Lozan'la birlikte Türkiye'nin sınırları netliğe kavuşuyordu. Bunun tek istisnası güney sınırıydı. Tabiri caizse, Türkiye uzunca bir süre güney sınırı olmayan bir ülkeydi. 1925 yılında basılan Yeni Türkiye Coğrafyası kitabında olan iki ve olmayan bir harita bu tuhaflığa güzel bir örnek teşkil edecektir sanıyorum.
Matbaa-i Amire tarafından basılan ve 1925 programına uygun olarak yazıldığı söylenen kitaptan iki Türkiye haritası aşağıda görülmektedir:




İlk harita bir siyasi haritadır. İkincisi ise, Türkiye'deki yolları ve limanları gösterir haritadır. Görüldüğü gibi her iki haritada da Türkiye'nin güney sınırı yoktur.

Bir de olmayan harita olduğunu söylemiştik. Ülkeyi coğrafi bölgelere ayıran ve her bölgenin haritalarını veren kitap "Otuz Altıncı Ders: Cezire-i Ulya yahud Cenub-ı Şarki Anadolu" başlığına geldiğinde harita vermeyi kesmektedir.

Bu bölümün ve kitabın en sonunda anlatılan ise Musul Vilayeti'dir ve Musul Şehri'nin bir fotoğrafı paylaşılmaktadır.

İlk gün anlattığımız gibi Mondros Mütarekesi'nin imzalanmasının ardından bir oldu bitti ile fiilen İngiliz işgali altına giren Musul, 1925 yılında coğrafya derslerinde vatan toprağı olarak okutulmaktadır.

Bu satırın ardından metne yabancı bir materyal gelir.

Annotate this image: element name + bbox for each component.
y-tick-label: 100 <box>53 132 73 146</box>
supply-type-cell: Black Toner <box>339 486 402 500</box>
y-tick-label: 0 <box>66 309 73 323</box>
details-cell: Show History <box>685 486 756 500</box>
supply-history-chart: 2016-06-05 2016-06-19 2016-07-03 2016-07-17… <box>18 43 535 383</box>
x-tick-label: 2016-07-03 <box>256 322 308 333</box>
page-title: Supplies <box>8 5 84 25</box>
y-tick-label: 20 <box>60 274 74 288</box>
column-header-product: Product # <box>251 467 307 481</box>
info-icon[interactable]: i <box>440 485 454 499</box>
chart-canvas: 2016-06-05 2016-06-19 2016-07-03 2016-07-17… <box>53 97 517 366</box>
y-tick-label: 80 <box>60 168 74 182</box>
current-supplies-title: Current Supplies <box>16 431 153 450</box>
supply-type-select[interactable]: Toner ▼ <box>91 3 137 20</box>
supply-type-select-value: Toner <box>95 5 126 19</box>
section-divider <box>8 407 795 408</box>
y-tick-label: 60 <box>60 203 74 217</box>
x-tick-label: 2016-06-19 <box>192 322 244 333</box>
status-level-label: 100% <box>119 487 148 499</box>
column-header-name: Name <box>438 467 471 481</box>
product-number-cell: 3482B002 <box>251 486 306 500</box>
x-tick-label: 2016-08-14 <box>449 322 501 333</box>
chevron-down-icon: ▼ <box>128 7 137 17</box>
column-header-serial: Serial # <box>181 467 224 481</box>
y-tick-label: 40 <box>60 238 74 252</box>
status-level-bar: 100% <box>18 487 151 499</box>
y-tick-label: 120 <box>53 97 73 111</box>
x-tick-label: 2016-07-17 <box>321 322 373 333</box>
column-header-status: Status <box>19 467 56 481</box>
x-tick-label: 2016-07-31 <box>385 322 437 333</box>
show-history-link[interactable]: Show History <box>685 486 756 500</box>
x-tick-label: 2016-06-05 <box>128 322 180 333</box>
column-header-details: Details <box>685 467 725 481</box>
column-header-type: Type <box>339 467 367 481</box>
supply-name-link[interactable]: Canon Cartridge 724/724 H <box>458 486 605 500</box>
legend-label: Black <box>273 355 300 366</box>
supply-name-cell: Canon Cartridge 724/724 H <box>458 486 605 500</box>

Musul'a dönük ısrar Kurtuluş Savaşı sürecinden itibaren açıkça ve pek çok kez dile getirilmişti. 1922 yılında Türkiye ile İngiltere, bir açıdan bakacak olursak daha fazla savaşmaya mecali kalmamış iki devlet, defalarca Musul'da savaşın eşiğine gelecek ve iki taraf da son kozlarını oynamak üzere adı konmamış bir savaşın içine gireceklerdir. 

İngiltere, Irak'tan ve daha öncesinde Hindistan'dan Musul'a asker yığar. Ancak bunun bir sınırı vardır zira Hint Müslümanlarının Anadolu'da yürütülen mücadeleye olan sempatisi İngiltere'nin Hindistan'daki askeri varlığını zayıflamasına müsade etmemektedir. Hatta İngiltere, Avusturalya dahil sömürgelerinden tıpkı Cihan Harbi'nde olduğu gibi asker istemiş ancak olumsuz yanıt almıştır. 

Ankara Hükümeti ise Revandız'ı Kuvva-yı Milliye kuvvetleri için bir üs olarak kullanarak Musul'da kimi zaman açıktan kimi zamansa örtük bir operasyon yürütmekte, bölge aşiretleri ile ilişkilerini derinleştirmeye çalışmaktadır. 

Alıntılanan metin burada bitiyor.